Core excitons in amorphous magnesium alloys

Abstract

High-resolution photoabsorption spectra were obtained in the range 40-200 eV for Mg-group-V alloys. Sharp line structure was discovered for amorphous alloys of Mg-Bi and Mg-Sb near the photoabsorption threshold of the Mg $2p$ core level. These lines were strongest for compositions corresponding to the intermetallic compounds in the crystalline solid, and are thought to be due to the formation of core excitons. The positions and shapes of the exciton lines contain information about short-range screening, ionicity, and excited-state lifetime in the amorphous solids.
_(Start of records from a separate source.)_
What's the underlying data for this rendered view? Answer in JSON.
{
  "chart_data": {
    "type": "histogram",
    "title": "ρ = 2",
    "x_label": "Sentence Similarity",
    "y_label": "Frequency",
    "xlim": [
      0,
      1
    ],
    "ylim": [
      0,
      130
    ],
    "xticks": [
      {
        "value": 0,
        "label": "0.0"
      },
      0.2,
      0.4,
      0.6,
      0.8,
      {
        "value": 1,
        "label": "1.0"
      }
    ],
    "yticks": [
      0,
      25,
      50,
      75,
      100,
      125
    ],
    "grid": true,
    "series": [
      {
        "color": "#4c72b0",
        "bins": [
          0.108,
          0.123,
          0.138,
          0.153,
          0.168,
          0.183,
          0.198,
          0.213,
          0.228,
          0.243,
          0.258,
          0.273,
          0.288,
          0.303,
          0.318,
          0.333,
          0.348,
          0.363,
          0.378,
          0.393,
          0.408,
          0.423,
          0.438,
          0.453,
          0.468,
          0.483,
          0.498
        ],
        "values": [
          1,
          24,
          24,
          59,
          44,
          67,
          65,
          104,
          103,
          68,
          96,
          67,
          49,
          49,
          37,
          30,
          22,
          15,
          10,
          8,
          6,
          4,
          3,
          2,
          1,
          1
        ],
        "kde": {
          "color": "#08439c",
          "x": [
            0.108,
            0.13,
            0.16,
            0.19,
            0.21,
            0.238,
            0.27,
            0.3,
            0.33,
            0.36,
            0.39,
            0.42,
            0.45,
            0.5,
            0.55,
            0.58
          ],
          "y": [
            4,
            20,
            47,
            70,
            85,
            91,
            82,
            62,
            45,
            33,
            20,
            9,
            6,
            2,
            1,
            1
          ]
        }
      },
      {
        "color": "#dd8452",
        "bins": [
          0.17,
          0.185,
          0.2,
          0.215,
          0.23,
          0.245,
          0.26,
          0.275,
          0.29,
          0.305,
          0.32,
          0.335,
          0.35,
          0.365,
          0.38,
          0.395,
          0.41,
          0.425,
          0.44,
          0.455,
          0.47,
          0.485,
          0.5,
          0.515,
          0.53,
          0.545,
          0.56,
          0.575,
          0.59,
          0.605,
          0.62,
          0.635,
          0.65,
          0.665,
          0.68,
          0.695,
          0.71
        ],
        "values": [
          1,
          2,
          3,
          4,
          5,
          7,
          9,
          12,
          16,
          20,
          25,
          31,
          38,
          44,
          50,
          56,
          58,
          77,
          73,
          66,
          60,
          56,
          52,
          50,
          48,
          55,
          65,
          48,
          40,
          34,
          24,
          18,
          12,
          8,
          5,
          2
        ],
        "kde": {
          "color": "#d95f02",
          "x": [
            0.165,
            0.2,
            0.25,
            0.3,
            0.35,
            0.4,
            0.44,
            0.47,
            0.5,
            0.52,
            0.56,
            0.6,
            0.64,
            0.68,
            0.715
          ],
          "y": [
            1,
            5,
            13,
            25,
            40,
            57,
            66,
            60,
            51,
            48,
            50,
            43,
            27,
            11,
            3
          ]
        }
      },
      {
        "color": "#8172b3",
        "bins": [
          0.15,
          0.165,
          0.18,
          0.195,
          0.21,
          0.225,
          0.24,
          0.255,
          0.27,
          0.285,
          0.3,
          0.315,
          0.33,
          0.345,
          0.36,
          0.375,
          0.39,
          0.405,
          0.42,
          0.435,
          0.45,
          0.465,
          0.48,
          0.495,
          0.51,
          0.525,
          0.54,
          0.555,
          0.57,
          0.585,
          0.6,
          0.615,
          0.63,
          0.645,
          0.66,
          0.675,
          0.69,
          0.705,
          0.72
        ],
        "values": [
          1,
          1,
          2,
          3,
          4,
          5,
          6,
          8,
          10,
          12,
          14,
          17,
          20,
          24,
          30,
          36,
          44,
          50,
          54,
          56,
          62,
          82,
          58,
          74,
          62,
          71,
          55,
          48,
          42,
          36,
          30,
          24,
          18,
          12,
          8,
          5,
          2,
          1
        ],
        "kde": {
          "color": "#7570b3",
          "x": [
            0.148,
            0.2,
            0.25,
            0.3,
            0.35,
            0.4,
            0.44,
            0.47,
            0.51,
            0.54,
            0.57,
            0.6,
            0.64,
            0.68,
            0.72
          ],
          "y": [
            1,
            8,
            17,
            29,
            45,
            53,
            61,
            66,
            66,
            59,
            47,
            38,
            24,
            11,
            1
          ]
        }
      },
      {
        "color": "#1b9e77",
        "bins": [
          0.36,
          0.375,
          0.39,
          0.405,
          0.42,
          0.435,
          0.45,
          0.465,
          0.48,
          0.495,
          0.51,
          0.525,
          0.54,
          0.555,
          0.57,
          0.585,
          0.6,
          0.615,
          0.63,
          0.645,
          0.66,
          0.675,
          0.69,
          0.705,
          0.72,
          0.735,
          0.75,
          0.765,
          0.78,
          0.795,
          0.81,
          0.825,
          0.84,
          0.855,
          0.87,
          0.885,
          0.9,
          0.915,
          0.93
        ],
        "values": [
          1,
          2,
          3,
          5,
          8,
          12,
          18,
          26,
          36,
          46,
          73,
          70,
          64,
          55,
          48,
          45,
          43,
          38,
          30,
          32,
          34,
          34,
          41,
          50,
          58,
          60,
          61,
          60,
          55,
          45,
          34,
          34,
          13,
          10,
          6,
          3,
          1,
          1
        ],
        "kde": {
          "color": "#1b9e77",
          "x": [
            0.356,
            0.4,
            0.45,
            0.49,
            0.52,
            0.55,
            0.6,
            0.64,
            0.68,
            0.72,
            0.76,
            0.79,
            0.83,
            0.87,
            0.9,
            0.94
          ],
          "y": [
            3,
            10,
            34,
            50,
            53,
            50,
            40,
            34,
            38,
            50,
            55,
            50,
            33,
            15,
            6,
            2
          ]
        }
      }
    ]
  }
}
Variation in the line shape of the threshold is described by a critical exponent, and appears to be continuous between compositions having insulating conductivity and compositions approaching metallic conductivity. This supports the idea that the metallic $L_{\mathrm{I}\mathrm{I},\mathrm{I}\mathrm{I}\mathrm{I}}$ threshold is a remnant exciton singularity. Exchange interaction alters the relative strengths of the threshold doublet which originates in the spin-orbit splitting of the $2p$ initial state. This electron-hole exchange suggests a compact excition wave function. Furthermore, for sufficiently long screening lengths the excitons sharpened enough to uncover additional structure, possibly due to higher-order members of an exciton series. The fact that excitons were not observed in crystalline alloys of Mg-Bi is attributed to a change in conductivity and to the nature of the critical exponent in the ordered phase.